Im nächsten Jahr wird in Nordrhein-Westfalen, Niedersachsen, Schleswig-Holstein und im Saarland gewählt. Davon wird derzeit nur Niedersachsen von einem SPD-Ministerpräsidenten regiert. Vor allem in Nordrhein-Westfalen will die SPD die Macht zurückerobern. Diese Wahl gilt als größte Bewährungsprobe der Sozialdemokraten nach dem Regierungswechsel in Berlin.
Kühnert: „Die Partei ist Kopf und Herz“
Kühnert rief zu einer klaren Aufgabenteilung zwischen Regierung und Partei auf. „Fraktion und Regierung sind für uns als SPD unsere Hände, die mit Geschick und Können die Wirklichkeit formen und verändern können“, sagte er. „Die Partei ist Kopf und Herz der sozialdemokratischen Bewegung.“ Er selbst wolle als Generalsekretär der SPD „Hüter und Trager ihrer Programmatik“ sein und sie in der Öffentlichkeit kommunizieren. „Wir brauchen hier kein ritualisiertes Heckmeck zwischen der Basis-SPD und der Regierungs-SPD, um uns zu erinnern, dass unsere Partei noch am Leben ist“, betonte er.

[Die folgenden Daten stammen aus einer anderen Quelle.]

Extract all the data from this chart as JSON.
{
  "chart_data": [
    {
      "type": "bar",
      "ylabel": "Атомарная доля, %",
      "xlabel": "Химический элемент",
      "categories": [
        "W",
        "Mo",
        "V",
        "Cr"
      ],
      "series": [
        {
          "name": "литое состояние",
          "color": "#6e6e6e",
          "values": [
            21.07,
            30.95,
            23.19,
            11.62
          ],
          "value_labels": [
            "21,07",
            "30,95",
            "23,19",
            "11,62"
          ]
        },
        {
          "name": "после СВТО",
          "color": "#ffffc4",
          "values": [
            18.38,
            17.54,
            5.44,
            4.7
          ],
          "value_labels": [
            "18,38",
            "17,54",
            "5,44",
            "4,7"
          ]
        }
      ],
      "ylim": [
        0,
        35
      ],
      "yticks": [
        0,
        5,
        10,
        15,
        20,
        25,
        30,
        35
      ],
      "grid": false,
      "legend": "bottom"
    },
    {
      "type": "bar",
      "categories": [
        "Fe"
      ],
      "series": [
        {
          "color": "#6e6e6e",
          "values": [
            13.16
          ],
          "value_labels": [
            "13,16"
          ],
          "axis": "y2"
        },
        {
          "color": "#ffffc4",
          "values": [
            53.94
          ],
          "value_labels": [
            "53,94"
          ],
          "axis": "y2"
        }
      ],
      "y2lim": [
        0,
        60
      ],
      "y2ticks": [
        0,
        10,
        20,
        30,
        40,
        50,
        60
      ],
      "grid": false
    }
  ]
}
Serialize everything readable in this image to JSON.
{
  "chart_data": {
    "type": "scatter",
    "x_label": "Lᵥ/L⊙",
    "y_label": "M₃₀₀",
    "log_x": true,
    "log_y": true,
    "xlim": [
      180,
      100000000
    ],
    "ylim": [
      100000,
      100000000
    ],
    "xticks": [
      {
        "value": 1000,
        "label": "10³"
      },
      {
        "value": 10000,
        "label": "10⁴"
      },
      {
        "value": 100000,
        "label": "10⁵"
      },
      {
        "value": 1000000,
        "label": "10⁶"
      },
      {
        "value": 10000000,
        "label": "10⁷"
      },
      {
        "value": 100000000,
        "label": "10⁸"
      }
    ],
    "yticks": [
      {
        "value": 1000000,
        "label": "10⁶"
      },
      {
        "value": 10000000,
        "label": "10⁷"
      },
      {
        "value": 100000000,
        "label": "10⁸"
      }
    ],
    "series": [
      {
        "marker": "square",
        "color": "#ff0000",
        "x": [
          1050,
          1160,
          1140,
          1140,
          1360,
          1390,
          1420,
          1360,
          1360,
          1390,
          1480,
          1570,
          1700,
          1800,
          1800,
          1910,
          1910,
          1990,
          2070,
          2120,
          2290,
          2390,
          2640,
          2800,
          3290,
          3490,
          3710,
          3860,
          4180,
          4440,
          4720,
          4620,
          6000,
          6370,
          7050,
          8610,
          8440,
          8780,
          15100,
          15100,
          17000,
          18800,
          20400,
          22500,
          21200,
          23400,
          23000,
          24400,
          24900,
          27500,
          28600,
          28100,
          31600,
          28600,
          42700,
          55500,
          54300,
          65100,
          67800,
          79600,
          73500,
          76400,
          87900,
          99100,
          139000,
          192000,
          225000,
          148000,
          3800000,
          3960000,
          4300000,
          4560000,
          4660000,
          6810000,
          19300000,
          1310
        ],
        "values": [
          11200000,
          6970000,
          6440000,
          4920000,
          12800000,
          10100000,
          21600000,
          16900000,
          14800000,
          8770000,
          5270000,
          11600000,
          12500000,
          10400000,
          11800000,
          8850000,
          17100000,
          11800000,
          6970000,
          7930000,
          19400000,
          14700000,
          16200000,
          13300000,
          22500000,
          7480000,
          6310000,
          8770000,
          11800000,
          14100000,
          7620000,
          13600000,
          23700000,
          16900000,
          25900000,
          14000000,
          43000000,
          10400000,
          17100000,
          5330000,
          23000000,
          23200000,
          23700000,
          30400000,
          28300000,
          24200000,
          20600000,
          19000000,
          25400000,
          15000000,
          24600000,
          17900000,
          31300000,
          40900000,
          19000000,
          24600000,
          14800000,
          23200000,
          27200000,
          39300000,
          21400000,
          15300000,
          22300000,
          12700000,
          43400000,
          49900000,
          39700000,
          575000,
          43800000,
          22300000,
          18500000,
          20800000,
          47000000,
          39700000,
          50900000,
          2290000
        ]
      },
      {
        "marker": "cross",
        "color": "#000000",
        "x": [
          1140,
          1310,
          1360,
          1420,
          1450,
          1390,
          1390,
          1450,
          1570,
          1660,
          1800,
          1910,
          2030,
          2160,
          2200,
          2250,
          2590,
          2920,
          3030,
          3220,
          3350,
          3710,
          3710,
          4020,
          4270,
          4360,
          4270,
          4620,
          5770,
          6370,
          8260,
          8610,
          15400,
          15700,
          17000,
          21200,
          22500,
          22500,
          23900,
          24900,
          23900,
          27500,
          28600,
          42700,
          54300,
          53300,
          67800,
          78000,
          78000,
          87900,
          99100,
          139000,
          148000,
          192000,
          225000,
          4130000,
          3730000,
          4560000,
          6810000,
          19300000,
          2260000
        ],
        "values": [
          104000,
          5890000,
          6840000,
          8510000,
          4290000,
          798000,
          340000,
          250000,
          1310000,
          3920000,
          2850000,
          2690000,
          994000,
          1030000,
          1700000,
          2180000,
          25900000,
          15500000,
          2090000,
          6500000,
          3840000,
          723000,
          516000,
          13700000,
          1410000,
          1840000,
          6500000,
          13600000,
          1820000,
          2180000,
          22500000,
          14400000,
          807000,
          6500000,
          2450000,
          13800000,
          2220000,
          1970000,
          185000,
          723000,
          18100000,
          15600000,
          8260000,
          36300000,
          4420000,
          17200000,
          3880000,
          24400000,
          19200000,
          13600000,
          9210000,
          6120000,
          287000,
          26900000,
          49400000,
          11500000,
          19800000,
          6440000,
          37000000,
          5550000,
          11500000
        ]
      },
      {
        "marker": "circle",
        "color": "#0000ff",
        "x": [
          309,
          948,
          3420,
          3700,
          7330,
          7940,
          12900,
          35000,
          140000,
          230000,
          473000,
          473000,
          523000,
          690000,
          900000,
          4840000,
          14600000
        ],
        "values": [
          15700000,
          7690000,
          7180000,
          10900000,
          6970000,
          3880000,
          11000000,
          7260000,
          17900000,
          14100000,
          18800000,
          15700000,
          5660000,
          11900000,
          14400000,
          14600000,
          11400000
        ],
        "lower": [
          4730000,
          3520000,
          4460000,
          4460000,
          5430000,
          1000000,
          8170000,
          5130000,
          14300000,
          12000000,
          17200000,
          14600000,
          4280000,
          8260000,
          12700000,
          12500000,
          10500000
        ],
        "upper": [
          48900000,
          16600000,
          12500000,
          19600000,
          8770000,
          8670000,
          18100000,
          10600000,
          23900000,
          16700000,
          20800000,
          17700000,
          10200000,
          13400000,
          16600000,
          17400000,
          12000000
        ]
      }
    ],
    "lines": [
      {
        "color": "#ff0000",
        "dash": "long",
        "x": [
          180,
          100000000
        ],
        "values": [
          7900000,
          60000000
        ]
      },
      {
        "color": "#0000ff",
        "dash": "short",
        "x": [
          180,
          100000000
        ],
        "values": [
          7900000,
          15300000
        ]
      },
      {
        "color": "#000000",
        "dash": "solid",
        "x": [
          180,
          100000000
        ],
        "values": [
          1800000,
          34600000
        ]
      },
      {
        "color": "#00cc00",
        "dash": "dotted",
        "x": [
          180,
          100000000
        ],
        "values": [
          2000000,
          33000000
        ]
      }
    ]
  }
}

Umstrittene Beschlüsse zu Impfpflicht und Belarus
Die inhaltlichen Beschlüsse traten beim Wahl-Parteitag in den Hintergrund - zwei zuvor strittige Entscheidungen gab es jedoch. So sprach sich der SPD-Parteitag für eine Impfpflicht gegen Corona aus - im Bundestag allerdings sollen die Abgeordneten weiter ohne Fraktionszwang, also nur ihrem Gewissen verpflichtet, abstimmen. Außerdem beschloss der Parteitag eine Resolution zur Aufnahmen notleidender Menschen von der polnisch-belarussischen Grenze. Deutschland solle mit einer „Koalition der aufnahmebereiten Mitgliedstaaten“ vorangehen und Polen Unterstützung bei der Versorgung der Menschen „auch in den eigenen Ländern“ anbieten.